- Six environmental groups are suing the federal government over a Washington County highway plan.
- They claim the project violates laws and threatens the Mojave desert tortoise habitat.
- Local officials argue the highway is essential for growth and complies with legal standards.
ST. GEORGE — Six environmental and conservation groups, including Conserve Southwest Utah and the Southern Utah Wilderness Alliance, are challenging the federal government's recent decision to move forward with a road project through a section of a conservation area in southwest Utah.
The group filed a lawsuit against the Bureau of Land Management and the U.S. Fish and Wildlife Service in U.S. District Court for the District of Columbia on Wednesday, asserting that the project would violate multiple federal laws and harm important habitat for the threatened Mojave desert tortoise within the Red Cliffs National Conservation Area in Washington County.
Representatives for the six groups said they filed it after learning "ground-disturbing activities" could begin soon, following the federal government's decision last month to reapprove the project.
"The Northern Corridor Highway not only violates bedrock environmental laws but undermines the integrity of protected public lands nationwide. We won't let that happen," said Hannah Goldblatt, staff attorney at Advocates for the West and the group's counsel, in a statement.
The lawsuit marks the latest wrinkle in the project, which has become a political football in recent years. UDOT requested a right-of-way in 2018 to build a four-lane, 4.5-mile connection between Washington Parkway and Red Hills Parkway in Washington County, which would cut through a small section of the Red Cliffs National Conservation Area.
Federal officials awarded UDOT a permit for the project during the final week of President Donald Trump's first term in 2021, prompting a lawsuit that many of the same groups filed later that year.

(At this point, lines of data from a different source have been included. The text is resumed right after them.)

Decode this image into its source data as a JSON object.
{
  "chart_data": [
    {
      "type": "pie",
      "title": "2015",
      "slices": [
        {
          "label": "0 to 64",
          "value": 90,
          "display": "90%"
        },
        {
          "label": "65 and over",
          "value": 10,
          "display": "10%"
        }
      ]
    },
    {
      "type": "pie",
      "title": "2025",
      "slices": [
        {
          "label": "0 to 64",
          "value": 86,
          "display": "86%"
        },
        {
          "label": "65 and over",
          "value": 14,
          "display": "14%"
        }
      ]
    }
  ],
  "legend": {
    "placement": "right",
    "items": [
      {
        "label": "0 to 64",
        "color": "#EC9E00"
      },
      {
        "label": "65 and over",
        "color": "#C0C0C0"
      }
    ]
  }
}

The Bureau of Land Management and the U.S. Fish and Wildlife Service — under the Biden administration — eventually reversed their decision in 2024, before the agencies — back under the Trump administration again — revisited their original approval in January. State and local officials said a few dozen desert tortoises would be relocated because of the project, but the project added over 6,800 acres of land for future conservation.
Goldblatt points out that the latest approval is the eighth time the project has been considered, though, with previous efforts stalling over concerns related to wildlife impact, legal compliance and other issues. These include the Omnibus Public Land Management Act, Land and Water Conservation Fund Act, Endangered Species Act and National Environmental Policy Act, which the group argues that the plan violates.

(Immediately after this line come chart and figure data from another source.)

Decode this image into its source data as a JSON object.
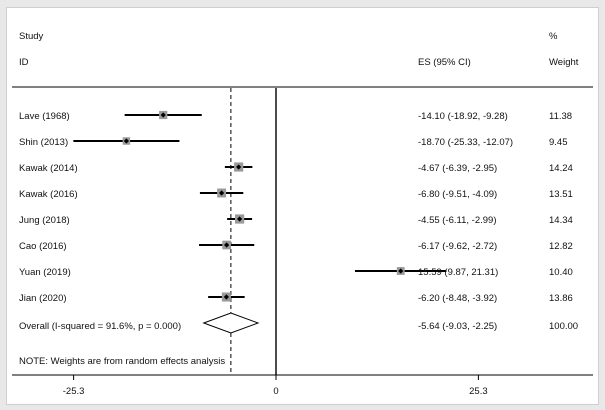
{
  "header": {
    "study_label": "Study",
    "id_label": "ID",
    "es_label": "ES (95% CI)",
    "pct_label": "%",
    "weight_label": "Weight"
  },
  "note": "NOTE: Weights are from random effects analysis",
  "chart_data": {
    "type": "forest",
    "title": "",
    "xlabel": "",
    "ylabel": "",
    "xlim": [
      -33,
      33
    ],
    "null_line": 0,
    "overall_line": -5.64,
    "ticks": [
      {
        "value": -25.3,
        "label": "-25.3"
      },
      {
        "value": 0,
        "label": "0"
      },
      {
        "value": 25.3,
        "label": "25.3"
      }
    ],
    "studies": [
      {
        "label": "Lave (1968)",
        "es": -14.1,
        "lo": -18.92,
        "hi": -9.28,
        "ci_text": "-14.10 (-18.92, -9.28)",
        "weight": 11.38,
        "weight_text": "11.38"
      },
      {
        "label": "Shin (2013)",
        "es": -18.7,
        "lo": -25.33,
        "hi": -12.07,
        "ci_text": "-18.70 (-25.33, -12.07)",
        "weight": 9.45,
        "weight_text": "9.45"
      },
      {
        "label": "Kawak (2014)",
        "es": -4.67,
        "lo": -6.39,
        "hi": -2.95,
        "ci_text": "-4.67 (-6.39, -2.95)",
        "weight": 14.24,
        "weight_text": "14.24"
      },
      {
        "label": "Kawak (2016)",
        "es": -6.8,
        "lo": -9.51,
        "hi": -4.09,
        "ci_text": "-6.80 (-9.51, -4.09)",
        "weight": 13.51,
        "weight_text": "13.51"
      },
      {
        "label": "Jung (2018)",
        "es": -4.55,
        "lo": -6.11,
        "hi": -2.99,
        "ci_text": "-4.55 (-6.11, -2.99)",
        "weight": 14.34,
        "weight_text": "14.34"
      },
      {
        "label": "Cao (2016)",
        "es": -6.17,
        "lo": -9.62,
        "hi": -2.72,
        "ci_text": "-6.17 (-9.62, -2.72)",
        "weight": 12.82,
        "weight_text": "12.82"
      },
      {
        "label": "Yuan (2019)",
        "es": 15.59,
        "lo": 9.87,
        "hi": 21.31,
        "ci_text": "15.59 (9.87, 21.31)",
        "weight": 10.4,
        "weight_text": "10.40"
      },
      {
        "label": "Jian (2020)",
        "es": -6.2,
        "lo": -8.48,
        "hi": -3.92,
        "ci_text": "-6.20 (-8.48, -3.92)",
        "weight": 13.86,
        "weight_text": "13.86"
      }
    ],
    "overall": {
      "label": "Overall  (I-squared = 91.6%, p = 0.000)",
      "es": -5.64,
      "lo": -9.03,
      "hi": -2.25,
      "ci_text": "-5.64 (-9.03, -2.25)",
      "weight_text": "100.00"
    }
  }
}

"To continue to push for a widely rejected and illegal highway and expect a different result is a waste of everyone's resources," she said. "And once again, federal agencies are complicit in the effort by approving the paving of this congressionally protected, sensitive, scenic landscape."
However, local leaders, who celebrated the federal government's recent reversal, say they believe the agencies did nothing wrong.

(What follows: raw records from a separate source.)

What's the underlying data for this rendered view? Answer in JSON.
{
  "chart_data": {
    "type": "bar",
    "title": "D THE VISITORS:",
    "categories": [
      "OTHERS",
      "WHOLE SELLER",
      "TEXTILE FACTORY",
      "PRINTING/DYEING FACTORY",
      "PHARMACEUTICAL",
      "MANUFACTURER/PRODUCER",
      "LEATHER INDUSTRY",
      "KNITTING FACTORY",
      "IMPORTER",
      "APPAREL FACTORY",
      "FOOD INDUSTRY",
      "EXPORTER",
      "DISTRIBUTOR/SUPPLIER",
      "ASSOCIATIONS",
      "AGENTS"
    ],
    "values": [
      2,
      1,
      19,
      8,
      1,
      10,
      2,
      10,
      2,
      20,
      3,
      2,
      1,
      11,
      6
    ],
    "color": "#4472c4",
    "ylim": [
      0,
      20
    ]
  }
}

In a statement, Washington County Attorney Jerry Jaeger said the county disagrees with the lawsuit's allegations, adding that it believes the federal government agencies "have complied with all laws and regulations to manage public lands consistent with the law and the public interest."
"We are disappointed to hear that special interest groups have — yet again — filed a lawsuit in opposition to the UDOT Northern Corridor route, wasting taxpayer dollars and resulting in increasing congestion and pollution and the loss of thousands of acres of prime habitat to development," added St. George Mayor Jimmie Hughes. "This lawsuit filed by special interest groups is another attempt to raise funds for these groups rather than seeking solutions that benefit the residents of Washington County, while protecting thousands of additional acres of tortoise habitat."
It's unclear how long the new lawsuit will take to play out in court.
Local officials said last month that the project is an important transportation piece for the fast-growing region and that they'd like to begin construction as soon as possible.